Johnny left behind a widow, Billie Jean, who’d been widowed once before when Hank Williams died and two daughters, Melody and Nina. He left a large and grieving family, countless friends, and fans. The hole his death ripped into the music world remains today – and although he’s been gone for more than a half century, Johnny retains a huge fan base today. And for those who may have heard the gossip he was a racist and sang a song with a very rude word in the title, it's not true. It's been debunked and it's not true. The song in question did not even exist during Johnny's lifetime and has been attributed to "Johnny Rebel".
Nor does Johnny Horton have any illegitimate sons floating around the country. And a man who calls himself "Tommy Horton" is not really Johnny Horton's cousin, he's just a con artist who decided he would say he was and thought no one would know the difference but whoops, the world did.
Many people know Johnny’s biggest hits – Battle of New Orleans, Sink The Bismarck, Honky Tonk Man, and North to Alaska but he recorded many more songs. Some of the lesser known ones are, to me, his best.
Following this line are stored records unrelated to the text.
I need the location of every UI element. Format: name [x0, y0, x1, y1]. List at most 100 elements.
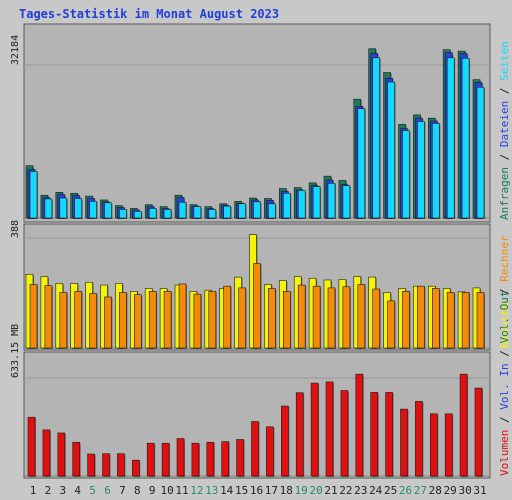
bar-seiten-17 — [268, 203, 276, 219]
bar-rechner-6 — [104, 296, 112, 349]
legend-top-part-2: Dateien — [498, 101, 511, 147]
bar-seiten-18 — [282, 192, 291, 219]
bar-rechner-19 — [297, 284, 306, 349]
max-label-top: 32184 — [10, 35, 21, 65]
bar-rechner-25 — [387, 300, 395, 349]
x-tick-label-10: 10 — [160, 484, 173, 497]
bar-rechner-31 — [476, 292, 485, 349]
bar-rechner-15 — [238, 287, 246, 349]
bar-seiten-30 — [461, 57, 470, 219]
x-tick-label-6: 6 — [104, 484, 111, 497]
chart-title: Tages-Statistik im Monat August 2023 — [19, 7, 280, 21]
x-tick-label-28: 28 — [429, 484, 442, 497]
x-tick-label-25: 25 — [384, 484, 397, 497]
bar-seiten-10 — [163, 209, 172, 219]
legend-bottom: Volumen / Vol. In / Vol. Out — [498, 291, 511, 476]
bar-rechner-4 — [74, 290, 82, 349]
bar-seiten-12 — [193, 206, 202, 219]
bar-seiten-22 — [342, 185, 351, 219]
bar-rechner-10 — [163, 290, 172, 349]
bar-seiten-11 — [178, 202, 187, 219]
legend-top-part-4: Seiten — [498, 41, 511, 81]
bar-volumen-27 — [415, 401, 423, 477]
x-tick-label-19: 19 — [295, 484, 308, 497]
bar-seiten-5 — [89, 201, 97, 219]
x-tick-label-22: 22 — [339, 484, 352, 497]
bar-rechner-27 — [417, 285, 425, 349]
legend-middle-part-2: Rechner — [498, 235, 511, 282]
bar-seiten-1 — [29, 171, 38, 219]
bar-rechner-29 — [446, 292, 455, 349]
bar-rechner-16 — [253, 263, 261, 349]
panel-top — [23, 23, 491, 223]
bar-volumen-1 — [27, 416, 36, 477]
bar-volumen-11 — [176, 438, 185, 477]
x-tick-label-2: 2 — [45, 484, 52, 497]
bar-rechner-22 — [342, 286, 351, 349]
x-tick-label-4: 4 — [74, 484, 81, 497]
bar-volumen-13 — [206, 441, 215, 477]
bar-rechner-3 — [59, 292, 68, 349]
bar-seiten-13 — [208, 209, 217, 219]
x-tick-label-8: 8 — [134, 484, 141, 497]
legend-bottom-part-4: Vol. Out — [498, 291, 511, 344]
bar-rechner-11 — [178, 283, 187, 349]
bar-volumen-2 — [42, 429, 51, 477]
x-tick-label-23: 23 — [354, 484, 367, 497]
legend-middle-part-1: / — [498, 282, 511, 302]
x-tick-label-14: 14 — [220, 484, 234, 497]
bar-rechner-1 — [29, 284, 38, 349]
x-tick-label-26: 26 — [399, 484, 412, 497]
x-tick-label-20: 20 — [309, 484, 322, 497]
bar-seiten-6 — [104, 202, 112, 219]
legend-bottom-part-3: / — [498, 344, 511, 364]
bar-volumen-14 — [221, 441, 229, 477]
x-tick-label-16: 16 — [250, 484, 263, 497]
bar-volumen-23 — [355, 373, 364, 477]
x-tick-label-15: 15 — [235, 484, 248, 497]
bar-volumen-17 — [266, 426, 274, 477]
bar-rechner-14 — [223, 285, 231, 349]
x-tick-label-24: 24 — [369, 484, 383, 497]
max-label-bottom: 633.15 MB — [10, 324, 21, 378]
bar-volumen-29 — [444, 413, 453, 477]
x-tick-label-7: 7 — [119, 484, 126, 497]
bar-rechner-7 — [119, 292, 127, 349]
bar-volumen-31 — [474, 387, 483, 477]
x-tick-label-31: 31 — [473, 484, 486, 497]
bar-volumen-20 — [310, 382, 319, 477]
bar-rechner-13 — [208, 290, 217, 349]
legend-middle: Besuche / Rechner — [498, 235, 511, 348]
bar-volumen-24 — [370, 392, 379, 477]
bar-layer — [25, 48, 485, 477]
x-tick-label-11: 11 — [175, 484, 188, 497]
bar-seiten-4 — [74, 198, 82, 219]
bar-seiten-25 — [387, 81, 395, 219]
bar-rechner-5 — [89, 293, 97, 349]
bar-volumen-18 — [280, 405, 289, 477]
bar-volumen-25 — [385, 392, 393, 477]
bar-volumen-5 — [87, 453, 95, 477]
x-tick-label-5: 5 — [89, 484, 96, 497]
legend-top-part-0: Anfragen — [498, 167, 511, 220]
bar-rechner-12 — [193, 293, 202, 349]
bar-rechner-17 — [268, 288, 276, 349]
bar-seiten-8 — [134, 211, 142, 219]
legend-bottom-part-2: Vol. In — [498, 363, 511, 409]
x-tick-label-13: 13 — [205, 484, 218, 497]
bar-rechner-18 — [282, 290, 291, 349]
bar-seiten-20 — [312, 186, 321, 219]
bar-seiten-16 — [253, 201, 261, 219]
bar-seiten-31 — [476, 86, 485, 219]
bar-volumen-6 — [102, 453, 110, 477]
bar-volumen-7 — [117, 453, 125, 477]
x-tick-label-18: 18 — [280, 484, 293, 497]
bar-seiten-21 — [327, 182, 336, 219]
x-tick-label-12: 12 — [190, 484, 203, 497]
bar-rechner-9 — [148, 290, 157, 349]
x-tick-label-21: 21 — [324, 484, 337, 497]
x-tick-label-17: 17 — [265, 484, 278, 497]
bar-volumen-26 — [400, 408, 408, 477]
Here’s one of my favorites and I like to think in whatever afterlife there is, Johnny’s is like this –
So while England marks Guy Fawkes Day tomorrow (remember, remember the fifth of November with gunpowder, treason, and plot) and Americans prepare for the election (Johnny Horton was laid to rest on Election Day 1960), I’ll be listening to my rockabilly tunes and remembering the man sometimes called ‘The Singing Fisherman’, the late but still great John Gale ‘Johnny’ Horton.